Other hilarious quotes include:
...it now seems appropriate to reconsider the notions of acceleration and deceleration (what physicists call positive and negative speeds). [Virilio (1993)]
Confusing acceleration and velocity is not bad, especially for an expert on ``dromocracy"! Finally:
...but instead of elemental particles (electrons and photons) that are transmitted at the speed of light. [Virilio (1989)]
But electrons never go at the speed of light! If they did, it would violate the theory of relativity that Virilio likes so much.
Here is an evaluation of Virilio's work in the main intellectual French newspaper:
With an astonishing erudition, which combines space-distances and time-distances, this researcher opens up an important field of philosophical questions that he calls ``dromocracy" (from the Greek dromos: speed).[Le Monde (1984)]
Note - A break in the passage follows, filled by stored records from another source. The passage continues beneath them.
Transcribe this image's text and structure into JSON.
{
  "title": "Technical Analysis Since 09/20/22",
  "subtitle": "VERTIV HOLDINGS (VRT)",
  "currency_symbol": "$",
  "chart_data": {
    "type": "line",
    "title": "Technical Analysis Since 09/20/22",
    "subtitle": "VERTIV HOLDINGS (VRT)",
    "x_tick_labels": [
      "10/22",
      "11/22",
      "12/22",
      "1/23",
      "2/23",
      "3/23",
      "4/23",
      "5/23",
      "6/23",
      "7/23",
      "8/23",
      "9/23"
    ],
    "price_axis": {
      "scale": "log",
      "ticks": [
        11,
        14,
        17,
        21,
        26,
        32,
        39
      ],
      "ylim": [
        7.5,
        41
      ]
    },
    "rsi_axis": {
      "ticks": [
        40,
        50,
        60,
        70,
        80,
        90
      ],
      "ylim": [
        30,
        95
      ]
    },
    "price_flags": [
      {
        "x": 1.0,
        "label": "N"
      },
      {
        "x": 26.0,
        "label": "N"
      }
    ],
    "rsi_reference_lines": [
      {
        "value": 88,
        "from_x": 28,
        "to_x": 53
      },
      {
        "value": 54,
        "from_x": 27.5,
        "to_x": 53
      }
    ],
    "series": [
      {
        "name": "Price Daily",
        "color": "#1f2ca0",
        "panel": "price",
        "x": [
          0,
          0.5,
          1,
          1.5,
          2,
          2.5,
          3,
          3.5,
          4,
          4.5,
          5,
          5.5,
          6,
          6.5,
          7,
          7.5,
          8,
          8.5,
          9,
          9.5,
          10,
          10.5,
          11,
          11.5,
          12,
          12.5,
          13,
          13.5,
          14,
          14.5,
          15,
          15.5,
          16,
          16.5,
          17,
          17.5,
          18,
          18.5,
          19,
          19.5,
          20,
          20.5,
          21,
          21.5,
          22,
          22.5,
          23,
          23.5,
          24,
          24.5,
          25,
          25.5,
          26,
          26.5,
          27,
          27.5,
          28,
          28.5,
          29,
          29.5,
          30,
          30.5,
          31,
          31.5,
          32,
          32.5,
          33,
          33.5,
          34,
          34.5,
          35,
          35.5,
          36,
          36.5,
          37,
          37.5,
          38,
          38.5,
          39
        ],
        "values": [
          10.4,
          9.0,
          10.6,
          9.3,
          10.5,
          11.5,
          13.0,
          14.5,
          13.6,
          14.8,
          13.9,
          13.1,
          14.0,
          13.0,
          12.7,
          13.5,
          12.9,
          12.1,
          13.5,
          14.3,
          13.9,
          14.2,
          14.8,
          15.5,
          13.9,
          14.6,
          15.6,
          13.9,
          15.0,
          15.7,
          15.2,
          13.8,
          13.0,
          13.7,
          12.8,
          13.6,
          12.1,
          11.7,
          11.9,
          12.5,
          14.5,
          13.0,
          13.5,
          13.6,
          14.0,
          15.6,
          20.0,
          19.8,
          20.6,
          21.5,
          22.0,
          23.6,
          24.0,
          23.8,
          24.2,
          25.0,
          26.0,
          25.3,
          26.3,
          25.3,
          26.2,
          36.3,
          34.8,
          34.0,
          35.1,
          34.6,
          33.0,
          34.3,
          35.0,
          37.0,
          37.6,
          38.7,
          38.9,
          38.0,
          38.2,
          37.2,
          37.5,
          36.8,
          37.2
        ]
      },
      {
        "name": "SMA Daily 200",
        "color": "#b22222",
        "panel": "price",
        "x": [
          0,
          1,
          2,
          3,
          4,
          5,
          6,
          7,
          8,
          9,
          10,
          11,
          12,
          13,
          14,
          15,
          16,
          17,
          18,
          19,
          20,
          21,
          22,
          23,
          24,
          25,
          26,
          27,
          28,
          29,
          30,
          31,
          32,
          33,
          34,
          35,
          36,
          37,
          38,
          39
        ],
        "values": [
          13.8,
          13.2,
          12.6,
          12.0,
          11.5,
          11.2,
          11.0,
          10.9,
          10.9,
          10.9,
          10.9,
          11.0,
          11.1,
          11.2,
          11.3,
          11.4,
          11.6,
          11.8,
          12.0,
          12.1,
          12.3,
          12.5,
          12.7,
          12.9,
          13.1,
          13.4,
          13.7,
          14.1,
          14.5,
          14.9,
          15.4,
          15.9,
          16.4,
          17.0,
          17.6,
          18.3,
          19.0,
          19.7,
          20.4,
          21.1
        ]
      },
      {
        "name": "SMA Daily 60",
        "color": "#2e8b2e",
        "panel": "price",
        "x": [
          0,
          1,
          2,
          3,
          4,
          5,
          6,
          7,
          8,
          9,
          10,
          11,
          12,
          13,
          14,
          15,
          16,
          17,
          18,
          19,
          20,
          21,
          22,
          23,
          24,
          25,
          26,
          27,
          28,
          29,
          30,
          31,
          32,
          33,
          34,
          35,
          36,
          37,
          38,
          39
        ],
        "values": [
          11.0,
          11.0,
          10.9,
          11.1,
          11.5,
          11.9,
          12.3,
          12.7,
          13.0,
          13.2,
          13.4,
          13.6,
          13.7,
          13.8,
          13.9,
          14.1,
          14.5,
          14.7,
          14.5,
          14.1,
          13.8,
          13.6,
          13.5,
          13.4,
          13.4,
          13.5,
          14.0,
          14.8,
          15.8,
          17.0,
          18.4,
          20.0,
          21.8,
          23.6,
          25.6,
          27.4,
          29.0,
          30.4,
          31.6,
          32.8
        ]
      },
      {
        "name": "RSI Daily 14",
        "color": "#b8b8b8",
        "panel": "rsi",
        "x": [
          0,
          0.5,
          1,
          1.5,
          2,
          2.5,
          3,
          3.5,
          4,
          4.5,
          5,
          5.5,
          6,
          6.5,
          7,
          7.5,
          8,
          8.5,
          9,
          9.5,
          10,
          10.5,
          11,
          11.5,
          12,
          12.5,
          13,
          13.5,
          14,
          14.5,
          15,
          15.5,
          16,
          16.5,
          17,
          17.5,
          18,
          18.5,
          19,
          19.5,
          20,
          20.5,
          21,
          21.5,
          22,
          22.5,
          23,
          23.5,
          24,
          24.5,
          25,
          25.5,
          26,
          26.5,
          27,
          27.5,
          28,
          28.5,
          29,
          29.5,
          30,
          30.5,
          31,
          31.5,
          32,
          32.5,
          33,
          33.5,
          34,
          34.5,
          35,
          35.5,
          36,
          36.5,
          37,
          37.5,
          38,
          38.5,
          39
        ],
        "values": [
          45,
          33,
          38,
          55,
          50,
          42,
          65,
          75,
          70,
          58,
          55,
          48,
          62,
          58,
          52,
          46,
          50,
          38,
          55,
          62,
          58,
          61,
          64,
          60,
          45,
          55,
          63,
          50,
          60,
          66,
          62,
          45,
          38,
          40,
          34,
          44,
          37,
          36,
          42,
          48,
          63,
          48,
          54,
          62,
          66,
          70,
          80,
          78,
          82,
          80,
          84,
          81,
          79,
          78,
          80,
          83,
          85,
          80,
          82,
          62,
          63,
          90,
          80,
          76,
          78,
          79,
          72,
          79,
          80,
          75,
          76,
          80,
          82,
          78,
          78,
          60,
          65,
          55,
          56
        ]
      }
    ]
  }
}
And in a review of a collective book where the quote on the ``flickering observables" appeared, one reads:
Re-thinking Technologies constitutes a significant contribution to the analysis of techno-cultures today. It will definitely contradict those who still think that postmodernity is merely a fashionable term or an empty fad. The nagging opinion that cultural and critical theory is ``too abstract," hopelessly removed from reality, devoid of ethical values and above all incompatible with erudition, systematic thinking, intellectual rigor and creative criticism, will simply be pulverized. ... This collection assembles some of the most recent and fresh work by leading culture critics and theoreticians of the arts and sciences, such as Paul Virilio, Félix Guattari, ...[Gabon (1994), pp. 119-120]
Frankly, more striking arguments will be needed in order to ``pulverize" our nagging opinions.